The uncertainty generated by Louzán’s victory is maximum because he is also considering disqualifying the new federation boss soon. The body chaired by José Manuel Rodríguez Uribes plans to file a complaint with the Sports Administrative Court (TAD) for non-compliance with the statutes of the RFEF in its articles 19.4 and 24. The first, referring to the requirements to be part of the governing bodies. federal government, establishes as a condition “not being disqualified from holding public office.” This has not prevented Louzán from running for office, but it does deny him access to government bodies. The president of the federation is also the president of the Assembly and the Delegate Commission. Article 24 has to do with the cessation of office for any person affected by the restrictions of 19.
If the CSD’s complaint to the TAD is consummated, after the cases of Ángel María Villar. Luis Rubiales and Pedro Rocha. The majority of the territorial barons and LaLiga, with its president Javier Tebas at the helm, have decided to ignore what Louzán’s triumph means in terms of reputational image for the federation and Spanish football. His victory is a challenge for the policy undertaken by the CSD to try to regenerate and cleanse the image of the most important federation in Spanish sports. Only five days after, together with Morocco and Portugal, the federation is once again surrounded by the focus of uncertainty and corruption. Louzán prevaricated when he was president of the Provincial Council of Pontevedra for the Popular Party in granting a subsidy of 93,000 euros to remodel the Moraña stadium.

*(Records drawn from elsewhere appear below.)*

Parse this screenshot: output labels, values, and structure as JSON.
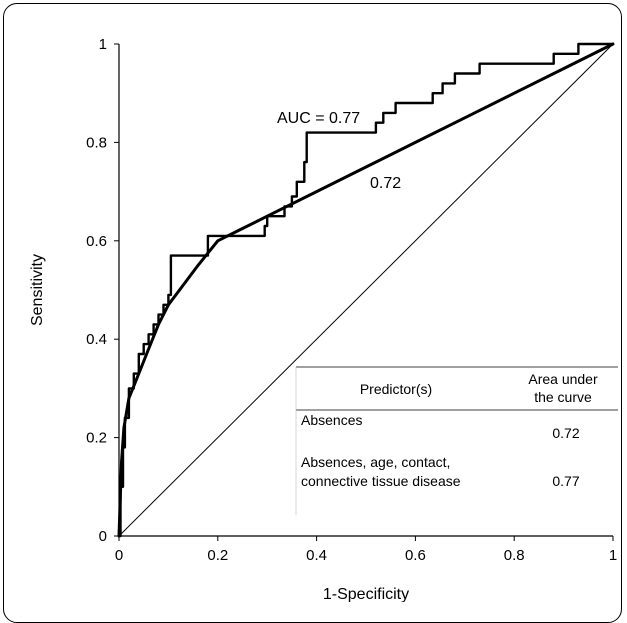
{
  "chart_data": {
    "type": "line",
    "title": "",
    "xlabel": "1-Specificity",
    "ylabel": "Sensitivity",
    "xlim": [
      0,
      1
    ],
    "ylim": [
      0,
      1
    ],
    "xticks": [
      "0",
      "0.2",
      "0.4",
      "0.6",
      "0.8",
      "1"
    ],
    "yticks": [
      "0",
      "0.2",
      "0.4",
      "0.6",
      "0.8",
      "1"
    ],
    "grid": false,
    "series": [
      {
        "name": "",
        "style": "step",
        "x": [
          0,
          0.003,
          0.003,
          0.008,
          0.008,
          0.012,
          0.012,
          0.02,
          0.02,
          0.03,
          0.03,
          0.04,
          0.04,
          0.05,
          0.05,
          0.06,
          0.06,
          0.07,
          0.07,
          0.08,
          0.08,
          0.09,
          0.09,
          0.1,
          0.1,
          0.105,
          0.105,
          0.12,
          0.12,
          0.18,
          0.18,
          0.295,
          0.295,
          0.3,
          0.3,
          0.335,
          0.335,
          0.35,
          0.35,
          0.36,
          0.36,
          0.375,
          0.375,
          0.38,
          0.38,
          0.52,
          0.52,
          0.535,
          0.535,
          0.56,
          0.56,
          0.6,
          0.6,
          0.635,
          0.635,
          0.655,
          0.655,
          0.67,
          0.67,
          0.68,
          0.68,
          0.69,
          0.69,
          0.73,
          0.73,
          0.76,
          0.76,
          0.88,
          0.88,
          0.93,
          0.93,
          1
        ],
        "y": [
          0,
          0,
          0.1,
          0.1,
          0.18,
          0.18,
          0.24,
          0.24,
          0.3,
          0.3,
          0.33,
          0.33,
          0.37,
          0.37,
          0.39,
          0.39,
          0.41,
          0.41,
          0.43,
          0.43,
          0.45,
          0.45,
          0.47,
          0.47,
          0.49,
          0.49,
          0.57,
          0.57,
          0.57,
          0.57,
          0.61,
          0.61,
          0.63,
          0.63,
          0.65,
          0.65,
          0.67,
          0.67,
          0.69,
          0.69,
          0.72,
          0.72,
          0.76,
          0.76,
          0.82,
          0.82,
          0.84,
          0.84,
          0.86,
          0.86,
          0.88,
          0.88,
          0.88,
          0.88,
          0.9,
          0.9,
          0.92,
          0.92,
          0.92,
          0.92,
          0.94,
          0.94,
          0.94,
          0.94,
          0.96,
          0.96,
          0.96,
          0.96,
          0.98,
          0.98,
          1,
          1
        ]
      },
      {
        "name": "",
        "style": "smooth",
        "x": [
          0,
          0.005,
          0.01,
          0.02,
          0.04,
          0.06,
          0.08,
          0.1,
          0.13,
          0.16,
          0.2,
          0.25,
          0.3,
          0.4,
          0.5,
          0.6,
          0.7,
          0.8,
          0.9,
          1
        ],
        "y": [
          0,
          0.15,
          0.22,
          0.28,
          0.33,
          0.38,
          0.43,
          0.47,
          0.51,
          0.55,
          0.6,
          0.625,
          0.65,
          0.7,
          0.75,
          0.8,
          0.85,
          0.9,
          0.95,
          1
        ]
      },
      {
        "name": "",
        "style": "diagonal",
        "x": [
          0,
          1
        ],
        "y": [
          0,
          1
        ]
      }
    ],
    "annotations": [
      {
        "text": "AUC = 0.77",
        "x": 0.32,
        "y": 0.835
      },
      {
        "text": "0.72",
        "x": 0.51,
        "y": 0.705
      }
    ],
    "table": {
      "headers": [
        "Predictor(s)",
        "Area under",
        "the curve"
      ],
      "rows": [
        {
          "predictor_lines": [
            "Absences"
          ],
          "value": "0.72"
        },
        {
          "predictor_lines": [
            "Absences, age, contact,",
            "connective tissue disease"
          ],
          "value": "0.77"
        }
      ]
    }
  }
}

The fact that Louzán’s crime was committed in a matter that has to do with the football sector has not been an impediment for him to win these elections, which have had their share of Berlanguian farce. As expected, the third candidate, Sergio Merchán from Extremadura, has refused to appear an hour and a half before voting begins. To Merchan, Louzán gave 23 of his endorsements to replace him in case the CSD prevented him from appearing. It was also part of the clamp to prevent Gomar or an external candidate from meeting the minimum of 21 endorsements required to present a candidacy. A hypothetical Merchán presidency would have been as bizarre as it was Kafkaesque. Merchán’s pantomime offers a vision of the descalzaperros and the quagmire in which the federative world of Spanish football moves. Merchán brought together signs intrinsic to the so-called straw rulers. He could have been the first president of the federation without barely having picked up the phone to amass endorsements and votes, without presenting a program and without speaking to the press.
Louzán now clings to the same motto as his disqualified predecessors, “Spanish football has chosen me.” The question, once again, is whether the barons and the rest of the assembly members who have elected him without caring about what their decision entails are the worthy representation of Spanish football. They had the opportunity to carry out an examination of conscience and have chosen a candidate who was not as marked as Louzán, but they have preferred to once again put the federation on the brink of the precipice.